The tragic, but irrefutable, fact is that the average Irish mortgagee has not been able to afford any house in Ireland since the end of 2002. The outstanding level of total Irish residential mortgages provided to Irish residents by all providers increased from €43.41 billion then to its current level of €148.2 billion. But the underlying income to sustain this mountain of debt increased from €18.6 billion to €28.1 billion in 2006, before the consequences of economic collapse gained traction.
The imbeciles had taken over the asylum when it came to the provision of residential mortgages in Ireland since 2003. The self-important flaccid wimps in charge of these financial institutions’ tolerated an income-to loan ratio increase from 2.33 to 5.27. The Financial Regulator passively observed this debacle unfold and was ineffective and impotent to defend the borrower against the buccaneering lending practices.

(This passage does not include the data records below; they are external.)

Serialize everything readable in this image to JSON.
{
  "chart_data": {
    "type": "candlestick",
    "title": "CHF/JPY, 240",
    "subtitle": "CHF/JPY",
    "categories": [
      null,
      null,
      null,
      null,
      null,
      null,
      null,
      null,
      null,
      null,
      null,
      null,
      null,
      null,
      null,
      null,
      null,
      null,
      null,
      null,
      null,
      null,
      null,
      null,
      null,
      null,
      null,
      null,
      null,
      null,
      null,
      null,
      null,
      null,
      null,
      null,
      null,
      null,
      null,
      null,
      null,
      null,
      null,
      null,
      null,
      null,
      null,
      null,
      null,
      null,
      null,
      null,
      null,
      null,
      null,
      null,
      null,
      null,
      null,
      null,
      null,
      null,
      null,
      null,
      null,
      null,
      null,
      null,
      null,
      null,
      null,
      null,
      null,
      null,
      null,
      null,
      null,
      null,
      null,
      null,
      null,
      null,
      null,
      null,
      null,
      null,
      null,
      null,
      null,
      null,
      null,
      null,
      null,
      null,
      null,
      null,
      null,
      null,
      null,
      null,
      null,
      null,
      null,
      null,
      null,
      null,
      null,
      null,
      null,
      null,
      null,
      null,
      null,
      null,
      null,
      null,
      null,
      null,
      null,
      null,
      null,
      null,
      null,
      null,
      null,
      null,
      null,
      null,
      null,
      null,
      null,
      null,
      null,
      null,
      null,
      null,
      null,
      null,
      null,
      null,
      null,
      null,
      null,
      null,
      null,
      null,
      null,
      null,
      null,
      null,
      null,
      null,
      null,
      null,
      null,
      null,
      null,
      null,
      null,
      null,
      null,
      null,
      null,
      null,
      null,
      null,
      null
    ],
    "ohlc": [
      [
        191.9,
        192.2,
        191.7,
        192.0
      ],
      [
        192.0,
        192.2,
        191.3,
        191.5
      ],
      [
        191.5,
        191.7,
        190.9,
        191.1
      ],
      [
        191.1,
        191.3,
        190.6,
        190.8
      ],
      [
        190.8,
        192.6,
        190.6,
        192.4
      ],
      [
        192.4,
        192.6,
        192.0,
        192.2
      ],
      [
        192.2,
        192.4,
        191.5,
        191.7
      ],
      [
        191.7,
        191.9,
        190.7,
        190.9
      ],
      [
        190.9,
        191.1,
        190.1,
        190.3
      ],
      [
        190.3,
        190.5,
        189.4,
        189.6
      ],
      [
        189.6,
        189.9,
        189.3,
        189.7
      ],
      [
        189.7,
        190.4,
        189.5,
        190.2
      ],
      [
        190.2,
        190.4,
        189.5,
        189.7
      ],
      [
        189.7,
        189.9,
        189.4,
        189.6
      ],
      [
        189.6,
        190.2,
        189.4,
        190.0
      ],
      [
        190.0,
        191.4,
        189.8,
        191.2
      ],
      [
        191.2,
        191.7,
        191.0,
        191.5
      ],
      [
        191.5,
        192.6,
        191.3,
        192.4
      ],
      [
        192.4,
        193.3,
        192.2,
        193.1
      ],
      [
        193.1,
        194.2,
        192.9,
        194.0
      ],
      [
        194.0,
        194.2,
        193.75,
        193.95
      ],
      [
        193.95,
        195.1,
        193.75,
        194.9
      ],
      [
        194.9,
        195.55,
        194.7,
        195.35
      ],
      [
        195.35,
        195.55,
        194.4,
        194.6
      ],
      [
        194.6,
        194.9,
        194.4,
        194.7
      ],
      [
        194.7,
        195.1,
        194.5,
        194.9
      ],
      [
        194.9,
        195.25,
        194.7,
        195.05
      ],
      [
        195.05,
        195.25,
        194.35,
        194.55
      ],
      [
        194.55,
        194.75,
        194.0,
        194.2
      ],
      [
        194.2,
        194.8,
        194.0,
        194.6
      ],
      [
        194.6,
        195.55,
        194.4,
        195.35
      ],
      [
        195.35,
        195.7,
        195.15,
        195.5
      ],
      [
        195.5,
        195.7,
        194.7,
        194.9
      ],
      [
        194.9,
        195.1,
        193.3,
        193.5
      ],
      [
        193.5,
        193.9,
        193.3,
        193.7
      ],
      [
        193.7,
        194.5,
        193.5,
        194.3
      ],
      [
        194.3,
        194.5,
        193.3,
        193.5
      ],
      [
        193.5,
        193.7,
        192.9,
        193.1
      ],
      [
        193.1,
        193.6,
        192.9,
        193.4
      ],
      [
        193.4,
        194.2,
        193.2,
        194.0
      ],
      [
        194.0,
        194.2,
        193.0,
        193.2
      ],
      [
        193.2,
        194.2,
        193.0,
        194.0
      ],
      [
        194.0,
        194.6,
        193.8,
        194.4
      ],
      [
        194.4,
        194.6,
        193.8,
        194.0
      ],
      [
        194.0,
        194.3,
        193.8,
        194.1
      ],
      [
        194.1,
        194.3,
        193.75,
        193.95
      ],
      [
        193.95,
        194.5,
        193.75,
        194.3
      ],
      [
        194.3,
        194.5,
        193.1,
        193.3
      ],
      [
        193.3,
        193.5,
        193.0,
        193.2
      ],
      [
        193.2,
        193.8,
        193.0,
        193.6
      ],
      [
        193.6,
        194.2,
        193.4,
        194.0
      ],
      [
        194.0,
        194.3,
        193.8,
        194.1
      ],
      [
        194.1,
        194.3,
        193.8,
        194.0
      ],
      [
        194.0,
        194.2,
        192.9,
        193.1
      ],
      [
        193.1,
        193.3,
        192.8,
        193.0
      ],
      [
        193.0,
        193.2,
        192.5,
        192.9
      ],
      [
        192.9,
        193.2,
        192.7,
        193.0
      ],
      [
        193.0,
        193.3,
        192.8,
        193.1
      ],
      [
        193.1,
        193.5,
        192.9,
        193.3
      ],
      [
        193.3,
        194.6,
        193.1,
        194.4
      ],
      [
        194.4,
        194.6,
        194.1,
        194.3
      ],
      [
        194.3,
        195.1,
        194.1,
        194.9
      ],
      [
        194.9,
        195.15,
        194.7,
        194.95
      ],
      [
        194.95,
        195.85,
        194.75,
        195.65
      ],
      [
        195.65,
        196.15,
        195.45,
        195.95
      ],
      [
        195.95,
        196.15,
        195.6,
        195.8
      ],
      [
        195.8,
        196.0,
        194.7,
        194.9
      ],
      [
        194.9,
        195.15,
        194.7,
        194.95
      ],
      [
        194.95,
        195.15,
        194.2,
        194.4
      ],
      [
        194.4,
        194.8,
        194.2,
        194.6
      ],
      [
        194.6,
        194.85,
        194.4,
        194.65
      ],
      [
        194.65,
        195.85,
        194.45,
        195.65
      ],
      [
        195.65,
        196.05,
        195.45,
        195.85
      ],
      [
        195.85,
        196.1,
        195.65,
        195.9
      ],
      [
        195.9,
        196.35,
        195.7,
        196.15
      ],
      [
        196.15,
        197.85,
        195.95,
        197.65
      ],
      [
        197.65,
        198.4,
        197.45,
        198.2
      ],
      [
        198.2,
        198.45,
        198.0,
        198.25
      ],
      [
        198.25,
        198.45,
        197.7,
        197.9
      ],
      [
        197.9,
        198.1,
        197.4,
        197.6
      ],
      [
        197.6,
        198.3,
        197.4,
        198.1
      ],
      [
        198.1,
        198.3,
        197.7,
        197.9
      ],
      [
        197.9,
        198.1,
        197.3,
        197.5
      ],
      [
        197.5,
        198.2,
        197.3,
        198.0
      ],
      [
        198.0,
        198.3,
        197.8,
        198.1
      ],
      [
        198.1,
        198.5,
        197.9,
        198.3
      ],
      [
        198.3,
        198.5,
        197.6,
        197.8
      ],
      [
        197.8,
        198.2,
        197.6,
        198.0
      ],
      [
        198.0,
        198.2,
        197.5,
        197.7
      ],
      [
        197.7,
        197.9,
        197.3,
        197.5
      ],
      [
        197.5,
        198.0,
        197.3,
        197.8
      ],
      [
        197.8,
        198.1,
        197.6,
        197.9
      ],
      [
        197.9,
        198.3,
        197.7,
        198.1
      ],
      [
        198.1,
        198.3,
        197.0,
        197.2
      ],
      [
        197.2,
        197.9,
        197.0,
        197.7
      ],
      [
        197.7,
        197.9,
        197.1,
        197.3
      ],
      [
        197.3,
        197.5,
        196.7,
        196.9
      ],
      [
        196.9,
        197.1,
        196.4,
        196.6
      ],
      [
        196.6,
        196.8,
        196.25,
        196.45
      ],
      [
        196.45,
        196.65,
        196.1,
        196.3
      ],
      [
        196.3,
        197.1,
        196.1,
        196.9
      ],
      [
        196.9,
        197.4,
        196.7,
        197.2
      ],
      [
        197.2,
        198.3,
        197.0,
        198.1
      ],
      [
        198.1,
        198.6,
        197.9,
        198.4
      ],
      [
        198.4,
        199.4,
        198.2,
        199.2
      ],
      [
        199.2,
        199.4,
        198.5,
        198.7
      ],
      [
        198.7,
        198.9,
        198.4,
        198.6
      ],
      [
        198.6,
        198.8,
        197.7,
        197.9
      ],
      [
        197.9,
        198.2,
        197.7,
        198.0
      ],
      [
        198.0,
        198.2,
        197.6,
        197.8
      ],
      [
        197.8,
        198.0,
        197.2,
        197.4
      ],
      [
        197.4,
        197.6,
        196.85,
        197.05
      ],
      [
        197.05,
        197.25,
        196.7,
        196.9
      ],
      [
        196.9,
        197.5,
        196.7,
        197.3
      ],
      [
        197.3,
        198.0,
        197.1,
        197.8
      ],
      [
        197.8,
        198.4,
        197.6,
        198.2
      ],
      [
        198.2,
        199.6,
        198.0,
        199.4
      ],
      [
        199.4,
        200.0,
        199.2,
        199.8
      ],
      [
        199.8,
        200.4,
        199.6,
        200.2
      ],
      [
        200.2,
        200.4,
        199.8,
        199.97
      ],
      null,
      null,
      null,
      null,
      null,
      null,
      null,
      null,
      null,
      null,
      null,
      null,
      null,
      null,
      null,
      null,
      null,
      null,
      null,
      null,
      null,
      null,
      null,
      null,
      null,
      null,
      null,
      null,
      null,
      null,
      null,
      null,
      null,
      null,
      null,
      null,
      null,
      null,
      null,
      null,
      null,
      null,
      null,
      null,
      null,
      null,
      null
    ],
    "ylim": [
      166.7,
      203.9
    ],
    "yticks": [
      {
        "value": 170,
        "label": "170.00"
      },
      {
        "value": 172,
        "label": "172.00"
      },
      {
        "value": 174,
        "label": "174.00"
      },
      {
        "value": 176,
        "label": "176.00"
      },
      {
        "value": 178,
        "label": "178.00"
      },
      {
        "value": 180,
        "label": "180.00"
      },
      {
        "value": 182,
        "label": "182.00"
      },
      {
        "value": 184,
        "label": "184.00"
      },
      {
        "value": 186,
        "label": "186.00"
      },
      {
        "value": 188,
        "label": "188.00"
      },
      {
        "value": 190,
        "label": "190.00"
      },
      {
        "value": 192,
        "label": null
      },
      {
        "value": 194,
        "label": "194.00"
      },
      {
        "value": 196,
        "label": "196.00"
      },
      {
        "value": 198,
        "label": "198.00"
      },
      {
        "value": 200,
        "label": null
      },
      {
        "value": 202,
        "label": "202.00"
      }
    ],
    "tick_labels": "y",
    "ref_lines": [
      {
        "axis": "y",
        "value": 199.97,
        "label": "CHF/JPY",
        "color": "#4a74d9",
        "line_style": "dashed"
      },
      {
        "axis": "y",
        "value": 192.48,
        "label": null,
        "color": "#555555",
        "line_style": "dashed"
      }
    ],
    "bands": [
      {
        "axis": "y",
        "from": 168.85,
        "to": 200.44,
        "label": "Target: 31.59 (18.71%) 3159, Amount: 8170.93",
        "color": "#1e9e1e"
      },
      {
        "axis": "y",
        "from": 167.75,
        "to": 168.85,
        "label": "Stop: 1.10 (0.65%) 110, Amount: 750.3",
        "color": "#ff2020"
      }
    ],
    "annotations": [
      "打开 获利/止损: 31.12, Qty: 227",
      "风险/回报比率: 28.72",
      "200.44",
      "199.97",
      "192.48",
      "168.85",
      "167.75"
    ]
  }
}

A total of 540,000 mortgages worth €114.4 billion have been paid since 2002. These properties are now experiencing the consequences of negative equity and the impact of this on ‘affordability’ as well as sustainability.
The most recent Monthly Economic Bulletin from the Department of Finance provides a rational basis for understanding affordability.
House Type and Location | Average Price € | Year-to-year change | 90% Mortgage | Minimum necessary gross income € |
Average new house, outside Dublin | 255,029 | -18% | 230,000 | 92,000 |
Average second-hand house, outside Dublin | 292,029 | -17.3% | 263,000 | 105,200 |
Average new house, Dublin | 290,402 | -27% | 262,000 | 104,800 |
Average second-hand house, Dublin | 380,965 | -17.6% | 343,000 | 137,200 |
The average income of a mortgage interest tax relief claimant in 2006 was €59,190. The only buyer category for whom affordability has improved in the past year us a cash buyer. But that buyer does nothing to transform the 2008 EBS loss of €37.8 million into profit or reduce impairment losses of €110 million.
The DKM EBS Index is cited by the Irish Home Builders Association to imply that a single person with an annual gross income of €44,000 and a married couple with an annual gross income of €82,686 could afford to sustain a mortgage of approximately €230,000. The Association is a satellite of the Construction Industries Federation who stated on 17 August that construction in developed countries accounts for 12-15% of GDP with the implication that Ireland could emulate this. Construction in Ireland has never accounted for more than 10.3% of Gross National Income in the past decade. There are thousands of vacant new houses in Ireland today so it is hard to see on what basis this growth in economic significance is to be achieved. State subsidies? State contracts? Meeting essential needs? Offering value for money?
Pride goes before a fall but is it not high time to see a measure of reality, candour and honesty being displayed by all of the nation’s decrepit financial institutions, not only EBS?